El poder punitivo del Estado, su capacidad de aplicar la coerción sobre aquellas personas que se resistan a cumplir las normas jurídicas, ha sido una de las atribuciones tradicionales de éste en los tiempos modernos. Un equilibrio entre fuerza y razón es necesario en las sociedades democráticas para garantizar los derechos humanos de todos, así como la paz y la seguridad de la colectividad.

Medidas como el bloqueo de señales de comunicación en centros penales y sus alrededores, requisas personales en la vía pública y restricciones a la portación de armas de fuego en espacios públicos, son solo algunas limitaciones de las libertades ciudadanas que pueden justificarse en situaciones de crisis, que ya han sido previstas por las leyes y cuya justificación es difícil negar.

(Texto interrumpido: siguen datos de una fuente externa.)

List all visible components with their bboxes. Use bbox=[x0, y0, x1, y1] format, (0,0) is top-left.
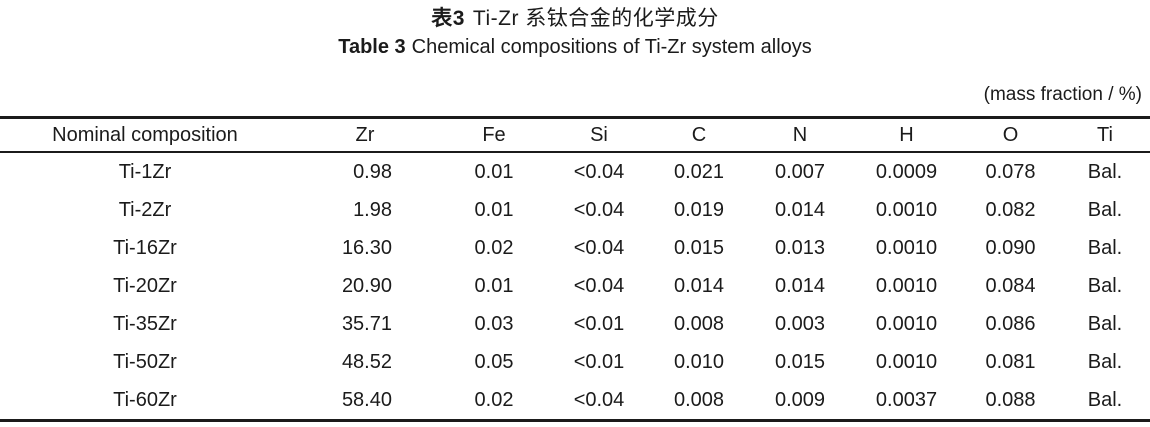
value-cell: 0.01 bbox=[474, 198, 514, 221]
value-cell: 0.013 bbox=[774, 236, 826, 259]
value-cell: 0.009 bbox=[774, 388, 826, 411]
composition-table: Nominal composition Zr Fe Si C N H O Ti Ti-1Zr 0.… bbox=[0, 116, 1150, 422]
value-cell: 0.0010 bbox=[875, 312, 938, 335]
table-row: Ti-50Zr 48.52 0.05 <0.01 0.010 0.015 0.0010 0.0… bbox=[0, 343, 1150, 381]
value-cell: 0.02 bbox=[474, 388, 514, 411]
value-cell: <0.01 bbox=[573, 350, 625, 373]
value-cell: 0.0010 bbox=[875, 274, 938, 297]
value-cell: 0.98 bbox=[353, 160, 392, 183]
value-cell: 0.05 bbox=[474, 350, 514, 373]
alloy-name-cell: Ti-60Zr bbox=[113, 388, 177, 411]
value-cell: 0.088 bbox=[985, 388, 1036, 411]
table-row: Ti-2Zr 1.98 0.01 <0.04 0.019 0.014 0.0010 0.082… bbox=[0, 191, 1150, 229]
value-cell: Bal. bbox=[1087, 160, 1123, 183]
table-caption-en: Table 3 Chemical compositions of Ti-Zr sy… bbox=[0, 34, 1150, 60]
value-cell: 0.019 bbox=[673, 198, 725, 221]
value-cell: 0.081 bbox=[985, 350, 1036, 373]
value-cell: 0.084 bbox=[985, 274, 1036, 297]
value-cell: 0.0010 bbox=[875, 350, 938, 373]
table-caption-en-text: Chemical compositions of Ti-Zr system al… bbox=[411, 36, 812, 58]
value-cell: <0.04 bbox=[573, 236, 625, 259]
value-cell: 0.003 bbox=[774, 312, 826, 335]
table-row: Ti-35Zr 35.71 0.03 <0.01 0.008 0.003 0.0010 0.0… bbox=[0, 305, 1150, 343]
alloy-name-cell: Ti-1Zr bbox=[118, 160, 172, 183]
value-cell: 20.90 bbox=[341, 274, 392, 297]
table-row: Ti-1Zr 0.98 0.01 <0.04 0.021 0.007 0.0009 0.078… bbox=[0, 152, 1150, 191]
value-cell: 0.021 bbox=[673, 160, 725, 183]
value-cell: 0.007 bbox=[774, 160, 826, 183]
alloy-name-cell: Ti-35Zr bbox=[113, 312, 177, 335]
column-header-c: C bbox=[650, 117, 748, 153]
column-header-fe: Fe bbox=[440, 117, 548, 153]
column-header-n: N bbox=[748, 117, 852, 153]
value-cell: 0.008 bbox=[673, 388, 725, 411]
column-header-nominal-composition: Nominal composition bbox=[0, 117, 290, 153]
alloy-name-cell: Ti-2Zr bbox=[118, 198, 172, 221]
value-cell: 16.30 bbox=[341, 236, 392, 259]
alloy-name-cell: Ti-50Zr bbox=[113, 350, 177, 373]
value-cell: 0.014 bbox=[774, 198, 826, 221]
value-cell: <0.04 bbox=[573, 160, 625, 183]
value-cell: 48.52 bbox=[341, 350, 392, 373]
value-cell: 0.082 bbox=[985, 198, 1036, 221]
column-header-zr: Zr bbox=[290, 117, 440, 153]
value-cell: <0.04 bbox=[573, 388, 625, 411]
value-cell: 0.008 bbox=[673, 312, 725, 335]
unit-note: (mass fraction / %) bbox=[983, 84, 1142, 105]
table-caption-zh-number: 表3 bbox=[431, 7, 465, 30]
value-cell: 0.03 bbox=[474, 312, 514, 335]
value-cell: 0.01 bbox=[474, 160, 514, 183]
value-cell: 0.014 bbox=[673, 274, 725, 297]
value-cell: Bal. bbox=[1087, 312, 1123, 335]
table-body: Ti-1Zr 0.98 0.01 <0.04 0.021 0.007 0.0009 0.078… bbox=[0, 152, 1150, 421]
alloy-name-cell: Ti-20Zr bbox=[113, 274, 177, 297]
table-caption-zh-text: Ti-Zr 系钛合金的化学成分 bbox=[472, 7, 719, 30]
table-header: Nominal composition Zr Fe Si C N H O Ti bbox=[0, 117, 1150, 153]
value-cell: Bal. bbox=[1087, 198, 1123, 221]
value-cell: 0.0037 bbox=[875, 388, 938, 411]
table-row: Ti-60Zr 58.40 0.02 <0.04 0.008 0.009 0.0037 0.0… bbox=[0, 381, 1150, 421]
table-caption-en-number: Table 3 bbox=[338, 36, 406, 58]
column-header-h: H bbox=[852, 117, 961, 153]
value-cell: <0.01 bbox=[573, 312, 625, 335]
alloy-name-cell: Ti-16Zr bbox=[113, 236, 177, 259]
value-cell: 35.71 bbox=[341, 312, 392, 335]
value-cell: 58.40 bbox=[341, 388, 392, 411]
value-cell: 0.015 bbox=[774, 350, 826, 373]
value-cell: 0.01 bbox=[474, 274, 514, 297]
value-cell: 0.014 bbox=[774, 274, 826, 297]
value-cell: Bal. bbox=[1087, 350, 1123, 373]
table-caption-zh: 表3 Ti-Zr 系钛合金的化学成分 bbox=[0, 0, 1150, 32]
value-cell: Bal. bbox=[1087, 236, 1123, 259]
value-cell: <0.04 bbox=[573, 198, 625, 221]
value-cell: Bal. bbox=[1087, 274, 1123, 297]
value-cell: 0.0009 bbox=[875, 160, 938, 183]
value-cell: 0.078 bbox=[985, 160, 1036, 183]
value-cell: 0.02 bbox=[474, 236, 514, 259]
column-header-ti: Ti bbox=[1060, 117, 1150, 153]
header-row: Nominal composition Zr Fe Si C N H O Ti bbox=[0, 117, 1150, 153]
value-cell: 0.010 bbox=[673, 350, 725, 373]
value-cell: 0.0010 bbox=[875, 198, 938, 221]
column-header-si: Si bbox=[548, 117, 650, 153]
value-cell: 0.015 bbox=[673, 236, 725, 259]
value-cell: <0.04 bbox=[573, 274, 625, 297]
value-cell: 0.0010 bbox=[875, 236, 938, 259]
value-cell: Bal. bbox=[1087, 388, 1123, 411]
value-cell: 1.98 bbox=[353, 198, 392, 221]
value-cell: 0.086 bbox=[985, 312, 1036, 335]
column-header-o: O bbox=[961, 117, 1060, 153]
value-cell: 0.090 bbox=[985, 236, 1036, 259]
table-row: Ti-20Zr 20.90 0.01 <0.04 0.014 0.014 0.0010 0.0… bbox=[0, 267, 1150, 305]
table-row: Ti-16Zr 16.30 0.02 <0.04 0.015 0.013 0.0010 0.0… bbox=[0, 229, 1150, 267]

Las críticas a estas decisiones muchas veces dejan de lado que el ejercicio del poder represivo del Estado no solo pasa por proteger y garantizar los derechos humanos, sino también reprimir aquellas conductas que pongan en peligro su ejercicio.

La libertad ambulatoria y derechos fundamentales, así como el libre esparcimiento, no han sido restringidos por gobiernos o autoridades, sino por grupos delincuenciales, gracias a la pasividad de algunos y la complicidad de otros. Eso tiene que cambiar y es el deber del Estado cambiarlo.